Becky and Graham are Talking Partners (TP). The Next Jump TP sessions are daily opportunities for the individuals to share their issues, frustrations and thoughts about the coming day before they start work — essentially, a deliberate release valve. Talking Partnerships are formed during the Personal Leadership Bootcamp (PLB) onboarding process, and they are ideally but not always, formed between one partner whose personality traits lean arrogant and the other partner whose personality traits lean insecure. The company wants to see how the partnership develops during PLB and crucially TPs have to pass through graduation together.

New employees are also paired with a coach during PLB — someone who is a relatively a new hire and has recently graduated through the onboarding process. They have weekly or bi-weekly sessions with their coach talking about what they have experienced in the process of answering customer service tickets or in the culture initiatives. The coach helps the new hire to probe into what they have struggled with and why, exploring the impediments to their potential success in the company. In this way, Next Jump takes a normal situation that would happen in any job and helps the individual think it through, learn how to do the job better and just as importantly, develop themselves.

One of the things I really admire about Next Jump is the way they build self-development into every process in the company. For example, the PLB coach role achieves two outcomes: it helps the new hire progress through PLB and at the same time refreshes the memory of PLB process for the coach. This reminds the coach of what they personally went through and keeps the coach accountable for their own continued growth within the company.

At the end of the first three weeks of PLB and every three weeks until graduation, the new hire presents to a panel of judges, sharing five things: what they have been working on; what they have learned; the mistakes they have made; the progress they believe they have made to strengthen their backhand, and; the work they have done on balancing their arrogance/insecurity.

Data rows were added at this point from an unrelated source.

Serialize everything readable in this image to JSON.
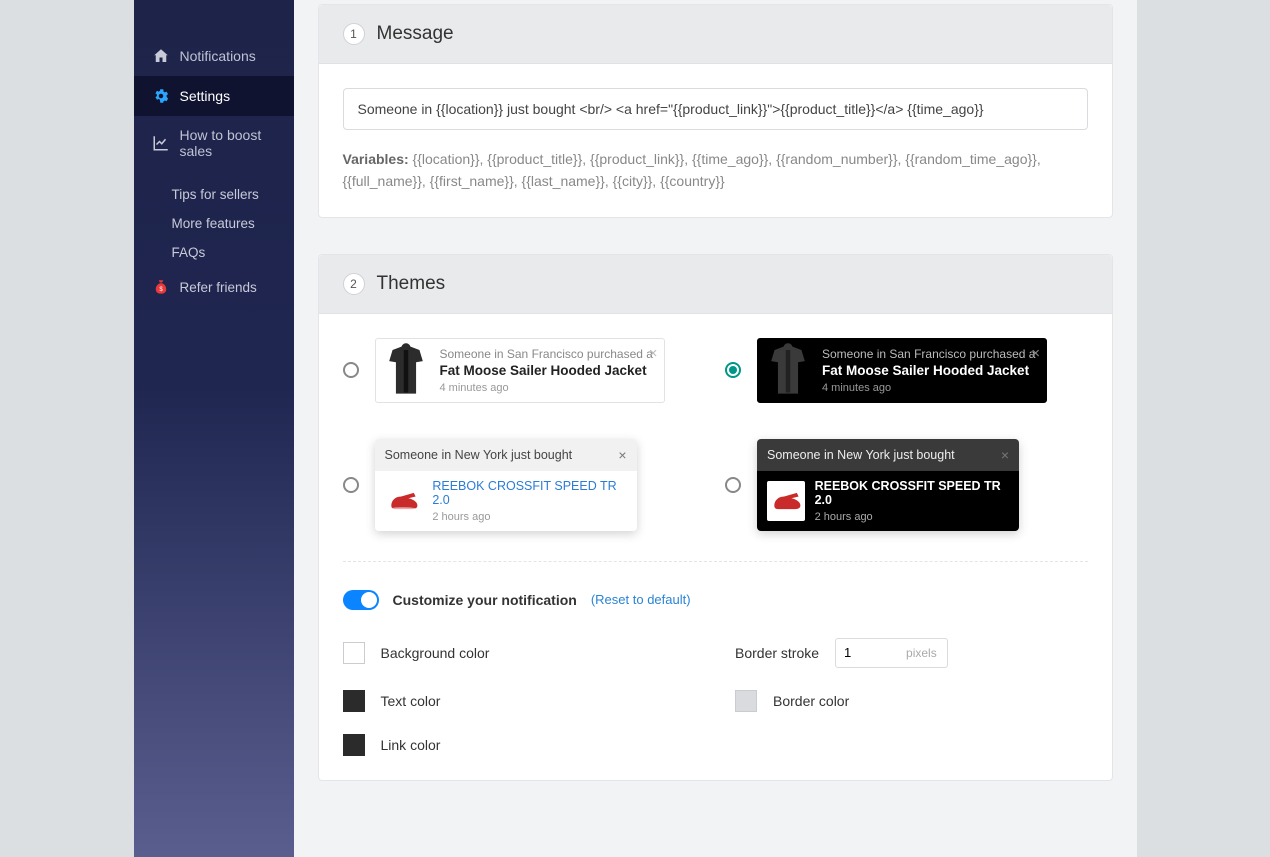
{
  "sidebar": {
    "items": [
      {
        "label": "Notifications"
      },
      {
        "label": "Settings"
      },
      {
        "label": "How to boost sales"
      },
      {
        "label": "Tips for sellers"
      },
      {
        "label": "More features"
      },
      {
        "label": "FAQs"
      },
      {
        "label": "Refer friends"
      }
    ]
  },
  "messagePanel": {
    "step": "1",
    "title": "Message",
    "input": "Someone in {{location}} just bought <br/> <a href=\"{{product_link}}\">{{product_title}}</a> {{time_ago}}",
    "varsLabel": "Variables:",
    "vars": "{{location}}, {{product_title}}, {{product_link}}, {{time_ago}}, {{random_number}}, {{random_time_ago}}, {{full_name}}, {{first_name}}, {{last_name}}, {{city}}, {{country}}"
  },
  "themesPanel": {
    "step": "2",
    "title": "Themes",
    "optA": {
      "top": "Someone in San Francisco purchased a",
      "title": "Fat Moose Sailer Hooded Jacket",
      "time": "4 minutes ago"
    },
    "optB": {
      "bar": "Someone in New York just bought",
      "title": "REEBOK CROSSFIT SPEED TR 2.0",
      "time": "2 hours ago"
    },
    "customize": {
      "label": "Customize your notification",
      "reset": "(Reset to default)"
    },
    "form": {
      "bg": "Background color",
      "text": "Text color",
      "link": "Link color",
      "borderStroke": "Border stroke",
      "borderStrokeVal": "1",
      "borderStrokeUnit": "pixels",
      "borderColor": "Border color"
    }
  }
}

The judges then give feedback. In order to graduate, a new hire needs to be passed by all three judges unanimously. If a judge decides that they are not ready to graduate, the new hire and their TP, return to the PLB and will do another three weeks of the program.

PLB is a truly fascinating process. It is not about ticking boxes and simply moving through the process; it’s more complex than that. PLB is essentially the individual person’s personal journey to understanding their backhand and their individual purpose in life, and building a natural capability to want to develop themselves, so that when they graduate they will not need the PLB structures to be in place to continue their development. Each person’s process is unique and cannot be compared to anyone else’s, and in most if not all cases, it’s difficult to know if someone is ready to graduate and what ready really means to them. That’s what makes PLB so unique and what makes it so valuable for each person.